3.0 AI-Augmented Features & Systems Thinking
Overview
This module deepens complexity by expanding the product from the Foundations Module and introducing AI integration and multi-component systems. The focus is on systems thinking — understanding how to incorporate AI capabilities and additional modules into a product — while still letting AI do the heavy coding.
Core Themes:
- Expanding a product with major new functionality
- Integrating AI services into applications
- Multi-component architecture and API orchestration
- Increased autonomy in deciding what to build
What You'll Do
You'll add a major new AI feature to the Pet Clinic application. This isn't fixing bugs — it's designing and implementing significant new functionality that spans multiple components.
Example features (choose one or propose your own):
- AI Assistant — A chatbot that answers questions about pets, appointments, or clinic services
- Scheduling System — Calendar-based appointment booking with conflict detection
- User Portal — Self-service interface for pet owners
- Analytics Dashboard — Insights into clinic operations, visit patterns, etc.
Feature Expectation: Feature touches multiple services (backend, db, etc). Feature integrates LLM or related technology (MPC, Agents, etc). You used LLMs to go from idea to feature; planning, task breakdown, phased implementation.
Primary Capabilities You'll Develop
Integrating AI Features
Learn how to embed AI services into a product:
- Calling AI model APIs from your application
- Handling prompts and responses in an app context
- Dealing with AI-specific challenges (context management, latency, error handling)
- Building useful AI-powered user experiences
Multi-Module Architecture & API Orchestration
Move beyond single features to system design:
- Architecting with AI support — generating boilerplate, stubbing APIs
- Designing how components connect and communicate
- Managing data flow across services
- Considering system impacts (security, performance, user experience)
Advanced Prompting & AI Code Reviews
As projects grow, refine your techniques:
- Modifying existing code safely with AI
- Generating code that fits into an existing architecture
- Using AI for code review and documentation generation
- Managing larger codebases and longer context windows
Exercises
Architecture Design Session
Start by planning your feature:
- Identify a feature epic to implement
- Outline the high-level design (components, interfaces, data flow)
- Consider system impacts and constraints
- Break it down into smaller specs/user stories
Spec-Driven Expansion
For each story in your epic:
- Write the specification (SDD Step 1)
- Generate task breakdown (SDD Step 2)
- Have AI implement (SDD Step 3)
- Validate and review (SDD Step 4)
You're now running this process with minimal guidance — you drive the decisions.
/insights as you goYour usage patterns will shift as you move from bug fixes to feature design. Run /insights periodically during this module to catch new opportunities to improve your workflow.
System Integration
Once features are built:
- Test the end-to-end system
- Verify components work together
- Use AI to write integration tests
- Debug any integration issues with AI assistance
Demo Your Feature
Record a demo (5-10 minutes) showing:
- The feature you built
- How it integrates with the existing system
- Your architecture decisions and why you made them
- How AI helped you build it
Deliverables
By the end of the Features & Systems Module, you must produce:
| Artifact | Description |
|---|---|
| Spec docs | Specifications for all stories in your epic |
| Task breakdowns | How you decomposed each story |
| PR links | All merged PRs with AI code review |
| Test output | Including integration tests |
| Architecture doc | System design documentation (AI-assisted) |
| Demo recording | Walkthrough of your feature and approach |
| Short retro | What changed in your workflow — focus on systems thinking |
Exit Criteria
You can move to the DevOps & Platform Module when you have:
Integrated a major AI feature across components/services.
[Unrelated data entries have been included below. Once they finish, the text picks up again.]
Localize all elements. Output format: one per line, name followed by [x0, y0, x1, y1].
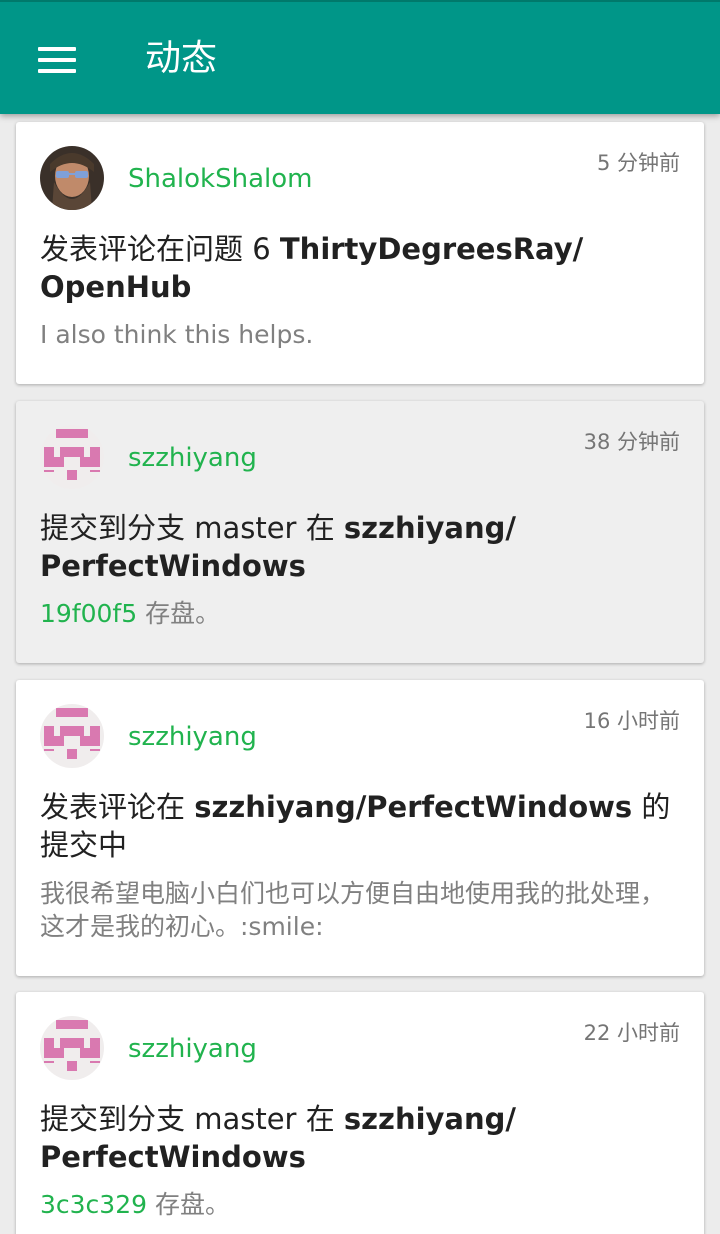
activity-title: 提交到分支 master 在 szzhiyang/ PerfectWindows	[40, 511, 516, 583]
username-link[interactable]: szzhiyang	[128, 441, 257, 475]
menu-icon[interactable]	[24, 28, 88, 88]
username-link[interactable]: szzhiyang	[128, 1032, 257, 1066]
timestamp: 38 分钟前	[583, 430, 680, 454]
avatar[interactable]	[40, 146, 104, 210]
timestamp: 16 小时前	[583, 709, 680, 733]
activity-title: 提交到分支 master 在 szzhiyang/ PerfectWindows	[40, 1102, 516, 1174]
activity-body: 19f00f5 存盘。	[40, 599, 221, 628]
identicon-avatar[interactable]	[40, 425, 104, 489]
commit-sha-link[interactable]: 3c3c329	[40, 1190, 147, 1219]
activity-body: I also think this helps.	[40, 320, 314, 349]
feed-item[interactable]: szzhiyang 22 小时前 提交到分支 master 在 szzhiyan…	[16, 992, 704, 1234]
username-link[interactable]: szzhiyang	[128, 720, 257, 754]
identicon-avatar[interactable]	[40, 1016, 104, 1080]
page-title: 动态	[145, 38, 218, 79]
repo-link[interactable]: szzhiyang/PerfectWindows	[194, 790, 632, 824]
identicon-avatar[interactable]	[40, 704, 104, 768]
app-bar: 动态	[0, 0, 720, 114]
feed-item[interactable]: szzhiyang 16 小时前 发表评论在 szzhiyang/Perfect…	[16, 680, 704, 976]
commit-sha-link[interactable]: 19f00f5	[40, 599, 137, 628]
timestamp: 5 分钟前	[596, 151, 680, 175]
feed-item[interactable]: ShalokShalom 5 分钟前 发表评论在问题 6 ThirtyDegre…	[16, 122, 704, 384]
activity-body: 3c3c329 存盘。	[40, 1190, 230, 1219]
timestamp: 22 小时前	[583, 1021, 680, 1045]
activity-title: 发表评论在问题 6 ThirtyDegreesRay/ OpenHub	[40, 232, 584, 304]
activity-body: 我很希望电脑小白们也可以方便自由地使用我的批处理，这才是我的初心。:smile:	[40, 879, 666, 941]
activity-title: 发表评论在 szzhiyang/PerfectWindows 的提交中	[40, 790, 671, 862]
feed-item[interactable]: szzhiyang 38 分钟前 提交到分支 master 在 szzhiyan…	[16, 401, 704, 663]
activity-feed[interactable]: ShalokShalom 5 分钟前 发表评论在问题 6 ThirtyDegre…	[0, 114, 720, 1234]
username-link[interactable]: ShalokShalom	[128, 162, 312, 196]
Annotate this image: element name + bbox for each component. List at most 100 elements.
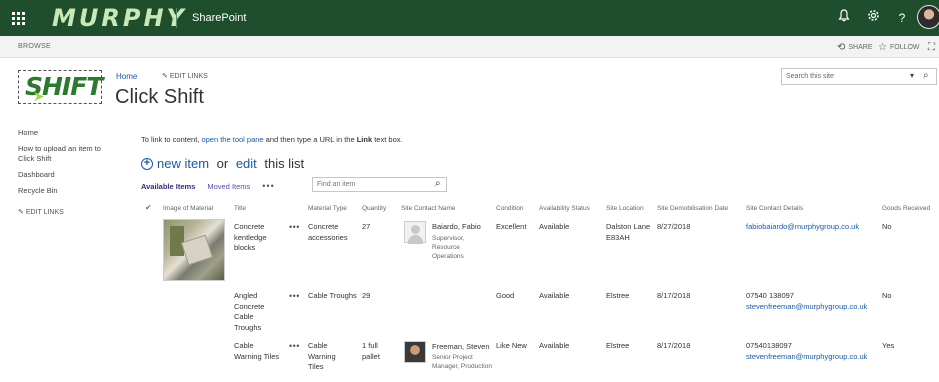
quick-launch: Home How to upload an item to Click Shif… bbox=[18, 128, 118, 216]
contact-photo bbox=[404, 341, 426, 363]
row-contact-email[interactable]: stevenfreeman@murphygroup.co.uk bbox=[746, 302, 867, 313]
bell-icon[interactable] bbox=[835, 9, 853, 27]
column-header-quantity[interactable]: Quantity bbox=[362, 205, 386, 212]
column-header-location[interactable]: Site Location bbox=[606, 205, 644, 212]
site-search-placeholder: Search this site bbox=[786, 73, 834, 80]
row-contact-name[interactable]: Baiardo, Fabio bbox=[432, 222, 481, 231]
row-contact-email[interactable]: fabiobaiardo@murphygroup.co.uk bbox=[746, 222, 859, 233]
ribbon: BROWSE ⟲ SHARE ☆ FOLLOW ⛶ bbox=[0, 36, 939, 58]
column-header-condition[interactable]: Condition bbox=[496, 205, 523, 212]
star-icon: ☆ bbox=[878, 42, 887, 53]
waffle-icon bbox=[11, 11, 25, 25]
quick-launch-edit-links-label: EDIT LINKS bbox=[25, 209, 64, 216]
plus-icon[interactable]: + bbox=[141, 157, 153, 170]
row-goods-received: No bbox=[882, 291, 892, 300]
info-suffix: text box. bbox=[372, 135, 403, 144]
column-header-image[interactable]: Image of Material bbox=[163, 205, 213, 212]
page-title: Click Shift bbox=[115, 86, 204, 108]
quick-launch-item-upload-guide[interactable]: How to upload an item to Click Shift bbox=[18, 144, 118, 164]
brand-logo[interactable]: MURPHY bbox=[52, 4, 187, 32]
row-contact-role: Supervisor, Resource Operations bbox=[432, 235, 465, 260]
avatar[interactable] bbox=[917, 5, 939, 29]
follow-button[interactable]: ☆ FOLLOW bbox=[878, 42, 920, 53]
gear-icon[interactable] bbox=[864, 9, 882, 27]
row-menu-button[interactable]: ••• bbox=[289, 341, 300, 351]
browse-tab[interactable]: BROWSE bbox=[18, 43, 51, 50]
pencil-icon: ✎ bbox=[18, 209, 24, 216]
info-bold: Link bbox=[356, 135, 373, 144]
quick-launch-item-home[interactable]: Home bbox=[18, 128, 118, 138]
row-demob-date: 8/27/2018 bbox=[657, 222, 691, 231]
column-header-title[interactable]: Title bbox=[234, 205, 246, 212]
or-text: or bbox=[213, 156, 232, 171]
help-icon[interactable]: ? bbox=[893, 9, 911, 27]
open-tool-pane-link[interactable]: open the tool pane bbox=[201, 135, 263, 144]
row-condition: Like New bbox=[496, 341, 527, 350]
info-message: To link to content, open the tool pane a… bbox=[141, 135, 403, 144]
top-edit-links[interactable]: ✎ EDIT LINKS bbox=[162, 72, 208, 80]
row-title[interactable]: Concrete kentledge blocks bbox=[234, 222, 280, 254]
row-quantity: 1 full pallet bbox=[362, 341, 380, 361]
view-tabs: Available Items Moved Items ••• bbox=[141, 181, 275, 191]
row-availability: Available bbox=[539, 341, 570, 350]
suite-divider bbox=[176, 8, 177, 28]
quick-launch-item-dashboard[interactable]: Dashboard bbox=[18, 170, 118, 180]
edit-list-link[interactable]: edit bbox=[236, 156, 257, 171]
row-demob-date: 8/17/2018 bbox=[657, 291, 691, 300]
row-title[interactable]: Angled Concrete Cable Troughs bbox=[234, 291, 280, 333]
share-icon: ⟲ bbox=[837, 42, 846, 53]
search-icon[interactable]: ⌕ bbox=[923, 70, 929, 81]
column-header-material-type[interactable]: Material Type bbox=[308, 205, 347, 212]
cursor-icon: ➤ bbox=[33, 88, 45, 104]
row-quantity: 29 bbox=[362, 291, 371, 300]
row-material-type: Cable Troughs bbox=[308, 291, 357, 300]
row-contact-name[interactable]: Freeman, Steven bbox=[432, 342, 490, 351]
find-item-input[interactable]: Find an item ⌕ bbox=[312, 177, 447, 192]
row-contact-email[interactable]: stevenfreeman@murphygroup.co.uk bbox=[746, 352, 867, 363]
focus-content-button[interactable]: ⛶ bbox=[928, 42, 935, 53]
follow-label: FOLLOW bbox=[889, 44, 920, 51]
new-item-link[interactable]: new item bbox=[157, 156, 209, 171]
row-menu-button[interactable]: ••• bbox=[289, 291, 300, 301]
row-contact-role: Senior Project Manager, Production bbox=[432, 354, 492, 370]
chevron-down-icon[interactable]: ▾ bbox=[910, 71, 914, 80]
column-header-goods-received[interactable]: Goods Received bbox=[882, 205, 930, 212]
more-views-button[interactable]: ••• bbox=[262, 181, 274, 191]
quick-launch-item-recycle-bin[interactable]: Recycle Bin bbox=[18, 186, 118, 196]
app-launcher-button[interactable] bbox=[0, 0, 36, 36]
fullscreen-icon: ⛶ bbox=[928, 42, 935, 53]
top-nav-home[interactable]: Home bbox=[116, 72, 137, 81]
row-contact-phone: 07540138097 bbox=[746, 341, 792, 350]
row-contact-phone: 07540 138097 bbox=[746, 291, 794, 300]
suite-bar: MURPHY SharePoint ? bbox=[0, 0, 939, 36]
row-availability: Available bbox=[539, 291, 570, 300]
material-image[interactable] bbox=[163, 219, 225, 281]
tab-available-items[interactable]: Available Items bbox=[141, 182, 195, 191]
row-material-type: Cable Warning Tiles bbox=[308, 341, 336, 371]
contact-photo bbox=[404, 221, 426, 244]
row-demob-date: 8/17/2018 bbox=[657, 341, 691, 350]
row-title[interactable]: Cable Warning Tiles bbox=[234, 341, 280, 362]
tab-moved-items[interactable]: Moved Items bbox=[207, 182, 250, 191]
select-all-checkbox[interactable]: ✔ bbox=[145, 203, 152, 212]
site-logo[interactable]: SHIFT ➤ bbox=[18, 70, 103, 104]
row-location: Elstree bbox=[606, 341, 630, 350]
row-location: Dalston Lane E83AH bbox=[606, 222, 651, 242]
pencil-icon: ✎ bbox=[162, 73, 168, 80]
row-material-type: Concrete accessories bbox=[308, 222, 348, 242]
row-availability: Available bbox=[539, 222, 570, 231]
share-label: SHARE bbox=[848, 44, 873, 51]
row-location: Elstree bbox=[606, 291, 630, 300]
column-header-contact-details[interactable]: Site Contact Details bbox=[746, 205, 803, 212]
app-name-link[interactable]: SharePoint bbox=[192, 12, 246, 24]
column-header-contact-name[interactable]: Site Contact Name bbox=[401, 205, 456, 212]
column-header-availability[interactable]: Availability Status bbox=[539, 205, 590, 212]
quick-launch-edit-links[interactable]: ✎ EDIT LINKS bbox=[18, 208, 118, 216]
row-menu-button[interactable]: ••• bbox=[289, 222, 300, 232]
share-button[interactable]: ⟲ SHARE bbox=[837, 42, 873, 53]
column-header-demob-date[interactable]: Site Demobilisation Date bbox=[657, 205, 728, 212]
site-search-input[interactable]: Search this site ▾ ⌕ bbox=[781, 68, 937, 85]
row-quantity: 27 bbox=[362, 222, 371, 231]
list-command-bar: + new item or edit this list bbox=[141, 156, 304, 171]
search-icon[interactable]: ⌕ bbox=[435, 178, 441, 189]
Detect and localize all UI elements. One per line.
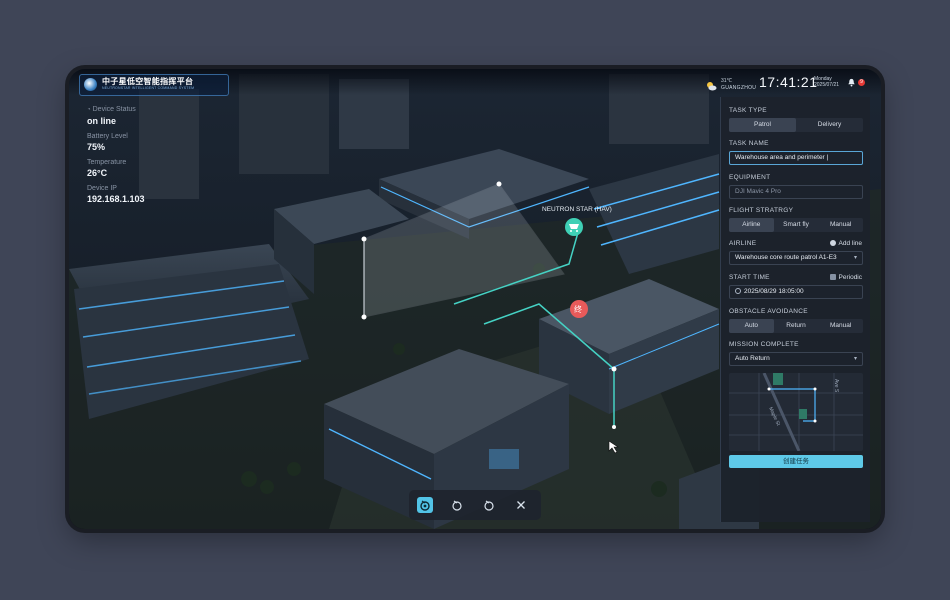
- obstacle-auto[interactable]: Auto: [729, 319, 774, 333]
- device-status-value: on line: [87, 116, 116, 126]
- task-type-delivery[interactable]: Delivery: [796, 118, 863, 132]
- app-logo: 中子星低空智能指挥平台 NEUTRONSTAR INTELLIGENT COMM…: [79, 74, 229, 96]
- start-time-label: START TIME: [729, 274, 770, 281]
- top-bar: 中子星低空智能指挥平台 NEUTRONSTAR INTELLIGENT COMM…: [69, 69, 881, 96]
- logo-icon: [84, 78, 97, 91]
- minimap-street-1: Ave S: [833, 379, 839, 393]
- obstacle-label: OBSTACLE AVOIDANCE: [729, 308, 808, 315]
- equipment-field[interactable]: DJI Mavic 4 Pro: [729, 185, 863, 199]
- add-line-text: Add line: [838, 240, 863, 247]
- drone-tool-button[interactable]: [417, 497, 433, 513]
- drone-icon: [420, 500, 430, 511]
- close-icon: [517, 501, 525, 509]
- add-line-button[interactable]: Add line: [829, 240, 863, 247]
- task-type-toggle: Patrol Delivery: [729, 118, 863, 132]
- task-panel: TASK TYPE Patrol Delivery TASK NAME Ware…: [720, 97, 870, 522]
- battery-label: Battery Level: [87, 133, 128, 140]
- partly-cloudy-icon: [707, 82, 717, 91]
- app-window: NEUTRON STAR (HAV) 终 中子星低空智能指挥平台 NEUTRON…: [69, 69, 881, 529]
- app-subtitle: NEUTRONSTAR INTELLIGENT COMMAND SYSTEM: [102, 86, 195, 90]
- device-info-panel: ◔ Device Status on line Battery Level 75%…: [87, 105, 207, 210]
- task-name-input[interactable]: Warehouse area and perimeter |: [729, 151, 863, 165]
- drone-outline-tool-button-2[interactable]: [481, 497, 497, 513]
- battery-value: 75%: [87, 142, 106, 152]
- end-marker[interactable]: 终: [574, 304, 582, 314]
- bottom-toolbar: [409, 490, 541, 520]
- drone-outline-icon: [452, 500, 462, 511]
- checkbox-icon: [829, 274, 836, 280]
- flight-strategy-toggle: Airline Smart fly Manual: [729, 218, 863, 232]
- create-task-button[interactable]: 创建任务: [729, 455, 863, 468]
- weather-widget: 31℃ GUANGZHOU: [705, 78, 757, 94]
- mission-complete-label: MISSION COMPLETE: [729, 341, 799, 348]
- target-label: NEUTRON STAR (HAV): [542, 206, 612, 213]
- start-time-value: 2025/08/29 18:05:00: [744, 288, 804, 295]
- clock-icon: [735, 288, 741, 294]
- mission-complete-value: Auto Return: [735, 355, 770, 362]
- plus-circle-icon: [829, 240, 836, 246]
- airline-label: AIRLINE: [729, 240, 757, 247]
- close-tool-button[interactable]: [513, 497, 529, 513]
- task-type-label: TASK TYPE: [729, 107, 767, 114]
- device-status-label-text: Device Status: [92, 106, 136, 113]
- device-status-label: ◔ Device Status: [87, 105, 207, 115]
- strategy-airline[interactable]: Airline: [729, 218, 774, 232]
- signal-icon: ◔: [87, 107, 91, 113]
- equipment-label: EQUIPMENT: [729, 174, 771, 181]
- drone-outline-tool-button[interactable]: [449, 497, 465, 513]
- airline-value: Warehouse core route patrol A1-E3: [735, 254, 837, 261]
- chevron-down-icon: ▾: [853, 356, 857, 362]
- task-name-label: TASK NAME: [729, 140, 769, 147]
- weather-city: GUANGZHOU: [721, 85, 757, 91]
- notification-badge: 9: [858, 79, 865, 86]
- bell-icon[interactable]: [847, 78, 856, 87]
- flight-strategy-label: FLIGHT STRATRGY: [729, 207, 794, 214]
- temperature-value: 26°C: [87, 168, 108, 178]
- minimap-canvas: Ave S Maple St: [729, 373, 863, 451]
- periodic-checkbox[interactable]: Periodic: [829, 274, 862, 281]
- date-block: Monday 2025/07/21: [814, 76, 839, 88]
- strategy-manual[interactable]: Manual: [818, 218, 863, 232]
- chevron-down-icon: ▾: [853, 255, 857, 261]
- date: 2025/07/21: [814, 82, 840, 88]
- start-time-input[interactable]: 2025/08/29 18:05:00: [729, 285, 863, 299]
- route-minimap[interactable]: Ave S Maple St: [729, 373, 863, 451]
- clock-time: 17:41:21: [759, 74, 818, 90]
- obstacle-return[interactable]: Return: [774, 319, 819, 333]
- drone-outline-icon: [484, 500, 494, 511]
- task-type-patrol[interactable]: Patrol: [729, 118, 796, 132]
- obstacle-manual[interactable]: Manual: [818, 319, 863, 333]
- device-ip-value: 192.168.1.103: [87, 194, 145, 204]
- weather-temp: 31℃: [721, 78, 733, 84]
- strategy-smart-fly[interactable]: Smart fly: [774, 218, 819, 232]
- obstacle-toggle: Auto Return Manual: [729, 319, 863, 333]
- periodic-text: Periodic: [838, 274, 862, 281]
- temperature-label: Temperature: [87, 159, 127, 166]
- device-ip-label: Device IP: [87, 185, 117, 192]
- airline-select[interactable]: Warehouse core route patrol A1-E3 ▾: [729, 251, 863, 265]
- mission-complete-select[interactable]: Auto Return ▾: [729, 352, 863, 366]
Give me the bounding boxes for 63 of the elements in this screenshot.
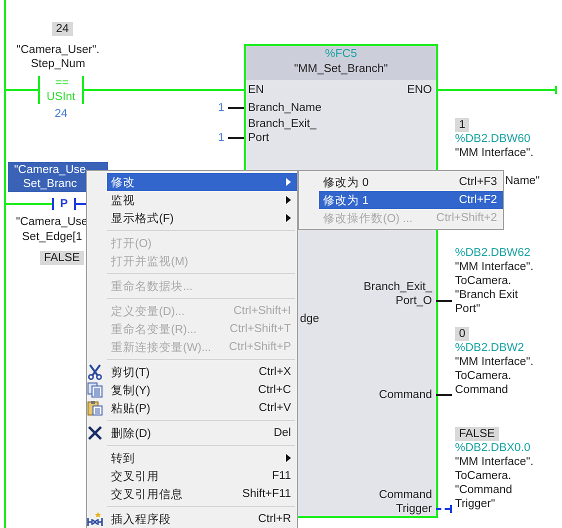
pin-label: Branch_Name <box>248 101 322 115</box>
operand-label: Command <box>455 383 508 397</box>
scissors-icon <box>87 364 103 380</box>
pin-label: Command <box>378 388 432 402</box>
value-display: FALSE <box>40 251 84 265</box>
operand-address: %DB2.DBW2 <box>455 341 524 355</box>
value-display: 0 <box>455 327 470 341</box>
pin-label: ENO <box>406 83 432 97</box>
operand-label: Port" <box>455 302 480 316</box>
menu-item[interactable]: 转到 <box>107 449 297 467</box>
operand-label: "Camera_User". <box>16 43 100 57</box>
value-display: 24 <box>52 22 73 36</box>
operand-label: "MM Interface". <box>455 146 534 160</box>
operator-symbol: == <box>54 76 70 90</box>
operand-address: %DB2.DBX0.0 <box>455 441 530 455</box>
pin-label: Port <box>248 131 270 145</box>
comparator-contact[interactable] <box>38 76 84 104</box>
menu-item[interactable]: 显示格式(F) <box>107 209 297 227</box>
operand-label: "MM Interface". <box>455 455 534 469</box>
constant-value: 1 <box>218 131 224 145</box>
operand-label: Name" <box>505 174 540 188</box>
insert-network-icon <box>87 511 103 527</box>
menu-item[interactable]: 交叉引用 F11 <box>107 467 297 485</box>
menu-item[interactable]: 交叉引用信息 Shift+F11 <box>107 485 297 503</box>
operand-address: %DB2.DBW62 <box>455 246 530 260</box>
menu-item[interactable]: 修改 <box>107 173 297 191</box>
menu-item[interactable]: 修改为 1 Ctrl+F2 <box>319 191 503 209</box>
operand-label: ToCamera. <box>455 274 512 288</box>
pin-label: EN <box>248 83 264 97</box>
pin-label: dge <box>300 312 320 326</box>
data-type: USInt <box>46 90 76 104</box>
operand-label: Trigger" <box>455 497 496 511</box>
operand-label: ToCamera. <box>455 369 512 383</box>
menu-item[interactable]: 粘贴(P) Ctrl+V <box>107 399 297 417</box>
operand-label: "MM Interface". <box>455 260 534 274</box>
operand-label: "Command <box>455 483 512 497</box>
constant-value: 1 <box>218 101 224 115</box>
delete-icon <box>87 425 103 441</box>
operand-label: Step_Num <box>30 57 86 71</box>
menu-item[interactable]: 插入程序段 Ctrl+R <box>107 510 297 528</box>
operand-label: Set_Edge[1 <box>22 230 82 244</box>
menu-item[interactable]: 修改为 0 Ctrl+F3 <box>319 173 503 191</box>
pin-label: Branch_Exit_ <box>248 117 316 131</box>
value-display: FALSE <box>455 427 499 441</box>
operand-label: "Camera_Use <box>16 215 88 229</box>
pin-label: Port_O <box>394 294 432 308</box>
menu-item[interactable]: 复制(Y) Ctrl+C <box>107 381 297 399</box>
pin-label: Command <box>378 488 432 502</box>
edge-contact[interactable]: P <box>52 198 76 210</box>
menu-item[interactable]: 监视 <box>107 191 297 209</box>
paste-icon <box>87 400 103 416</box>
operand-label: "MM Interface". <box>455 355 534 369</box>
menu-item[interactable]: 删除(D) Del <box>107 424 297 442</box>
pin-label: Branch_Exit_ <box>362 280 432 294</box>
menu-item[interactable]: 剪切(T) Ctrl+X <box>107 363 297 381</box>
operand-label: ToCamera. <box>455 469 512 483</box>
operand-address: %DB2.DBW60 <box>455 132 530 146</box>
block-address: %FC5 <box>325 47 357 61</box>
operand-label: "Branch Exit <box>455 288 518 302</box>
block-name: "MM_Set_Branch" <box>294 62 388 77</box>
pin-label: Trigger <box>395 502 432 516</box>
value-display: 1 <box>455 118 470 132</box>
compare-value: 24 <box>54 107 68 121</box>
Your feature should be working, tested, documented, and demonstrated. You should be able to explain your architecture decisions and how the components interact.
What You'll Learn
By completing this module, you'll have experienced:
- Rapidly adding complex capabilities with minimal friction
- Systems thinking — how AI and software components interplay
- Designing and building multi-component systems with AI
- Making architecture decisions and defending them
You'll see that even major features can be done quickly with AI's help.